= Kito de Boer =

Dutch consultant

Kito de Boer (born April 29, 1957) is a Dutch consultant, former senior McKinsey director and former diplomat, who served as head of mission of the Office of the Quartet from May 2015 to June 2017. The Quartet is a foursome of nations, international and supranational entities that mediates between Israelis and Palestinians. The Quartet comprises the United Nations, the United States, the European Union and Russia.
The Office of the Quartet, located in East Jerusalem, is mandated to take "tangible steps on the ground to advance the Palestinian economy and preserve the possibility of a two state solution." As head, De Boer led on the Office of the Quartet's strategy on Palestinian economic and institutional empowerment, including matters concerning rule of law and economic development, as well as movement and access.

==Early life and education==
De Boer was born in Venezuela and educated in England. He earned a BSc in management sciences from Loughborough University and an MBA from Cranfield School of Management.

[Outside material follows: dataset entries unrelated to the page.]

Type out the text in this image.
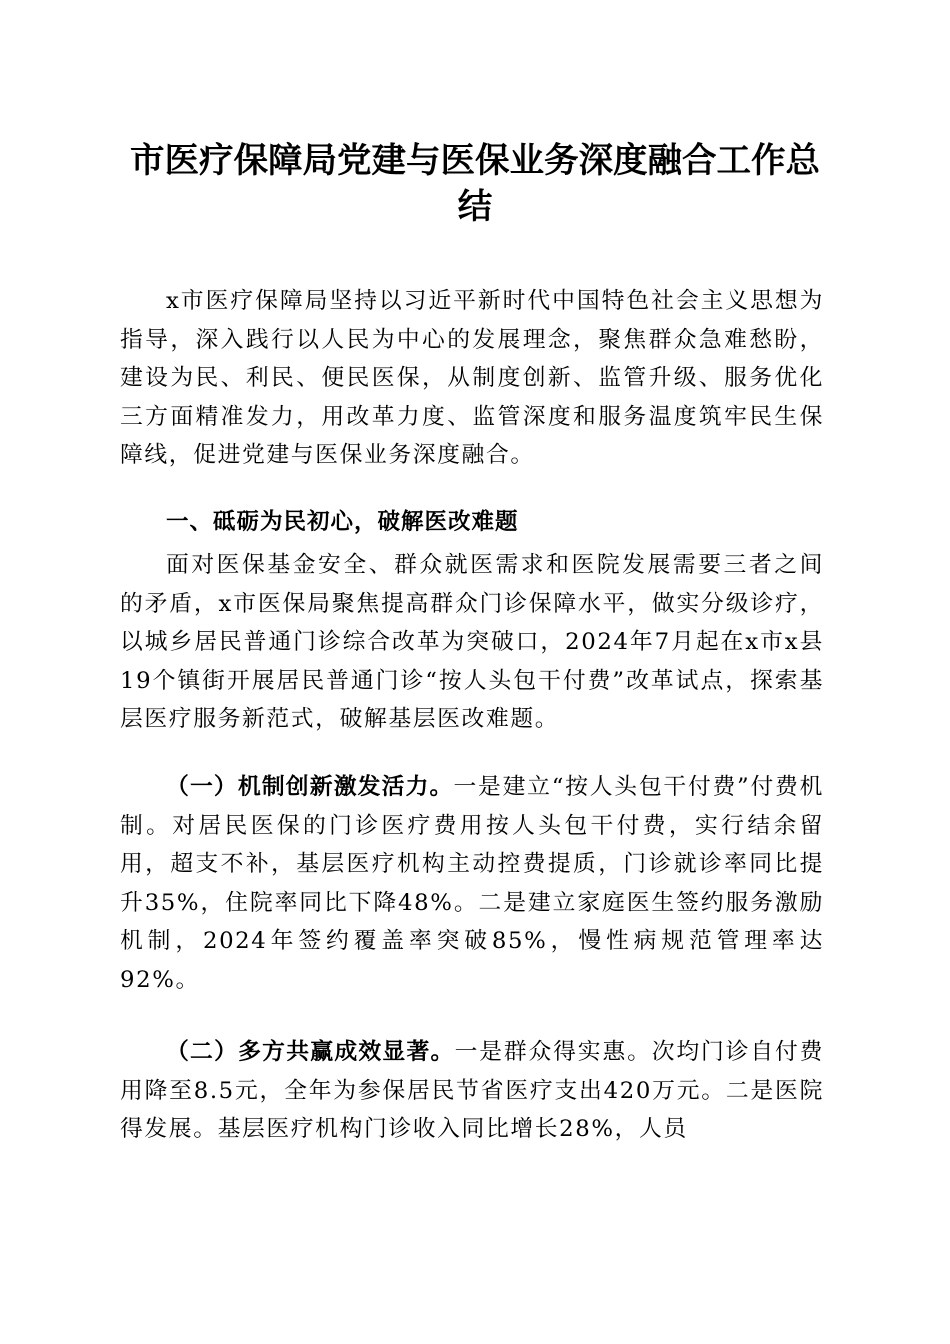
市医疗保障局党建与医保业务深度融合工作总结

x市医疗保障局坚持以习近平新时代中国特色社会主义思想为指导，深入践行以人民为中心的发展理念，聚焦群众急难愁盼，建设为民、利民、便民医保，从制度创新、监管升级、服务优化三方面精准发力，用改革力度、监管深度和服务温度筑牢民生保障线，促进党建与医保业务深度融合。

一、砥砺为民初心，破解医改难题

面对医保基金安全、群众就医需求和医院发展需要三者之间的矛盾，x市医保局聚焦提高群众门诊保障水平，做实分级诊疗，以城乡居民普通门诊综合改革为突破口，2024年7月起在x市x县19个镇街开展居民普通门诊“按人头包干付费”改革试点，探索基层医疗服务新范式，破解基层医改难题。

（一）机制创新激发活力。一是建立“按人头包干付费”付费机制。对居民医保的门诊医疗费用按人头包干付费，实行结余留用，超支不补，基层医疗机构主动控费提质，门诊就诊率同比提升35%，住院率同比下降48%。二是建立家庭医生签约服务激励机制，2024年签约覆盖率突破85%，慢性病规范管理率达92%。

（二）多方共赢成效显著。一是群众得实惠。次均门诊自付费用降至8.5元，全年为参保居民节省医疗支出420万元。二是医院得发展。基层医疗机构门诊收入同比增长28%，人员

==Business life and career==
Early in his career, De Boer worked for Shell Netherlands, and Burroughs Computers in Rancho Bernado, California, and in Detroit, Michigan. He worked for Electrolux S.E. Asia, and was based in Singapore. He joined McKinsey & Co. in London in 1985.
In 1992, he went to New Delhi as one of five partners who were a "landing party" for the consulting firm. He helped found the Delhi office, was location manager and headed the consumer goods and retail practice in India. During his time in India, he was elected senior partner.

In 2000, he moved to Dubai to found the consulting firm's Middle East practice. In 2009, he became the leader of McKinsey's Public and Social Sector practice in Europe, the Middle East and Africa, where he was responsible for McKinsey's work for governments and non-profits. From 2012, still based in Dubai, Kito also co-led the McKinsey Center for Government, a global hub for research and innovation in government performance.
Journalist Frank Kane, writing in The National, said De Boer counted as confidants many of the most powerful political and business leaders in the world.

De Boer, working as a consultant for The Portland Trust, developed a plan for growth for $13 billion GDP Palestinian economy. On April 24, 2014, at a State Department event, Secretary of State John Kerry and then Quartet Representative Tony Blair appointed De Boer Head of Mission with a specific mandate to implement the Initiative of the Palestinian Economy. In May 2015, Tony Blair stepped aside as Quartet Representative. De Boer has given several interviews about his role, including one with the YPO, in which he said the two-state solution is the only viable solution.
In an interview with CNBC, he talked about Office of the Quartet's role in economic development, and said the Office and a new, related nonprofit deal catalyst, Shurook, want to find $1 billion in outside investment for the Palestinian economy. The Office works with the Palestinian and Israeli governments to create pro-investment policies and win permissions for specific projects, he said. "We do the pre-development work before an investor feels comfortable that they can make an investment," he said.

In 2017, De Boer joined the Abraaj Group as its "Managing Partner" to oversee Abraaj’s Impact Investing business and spearhead the group’s global efforts prior to its liquidation due to accusations of fraud.

==Indian art collector==
De Boer and his wife, Jane Gowers, are noted collectors of Indian art. Their collection, located in New Delhi, London and Dubai and numbering about 1,000 pieces, is one of the largest and most varied collections of modern Indian art in private hands, according to the introduction to a book on the collection by Giles Tilloston titled Modern Indian Painting: From The De Boer Collection. The collection includes works by Ganesh Pyne, Rameshwar Broota, S. H. Raza, Francis Newton Souza, A Ramachandran, Vasudeo Gaitonde, M. F. Husain and K Lama Goud.

De Boer has said he and Gowers collected the art by "a process that is not complicated, just nine words: one object at a time with love and responsibility. ... Collectors are not interesting, the collections are. But if you do an autopsy on the collection then perhaps you can learn about the psychology behind the process of collecting."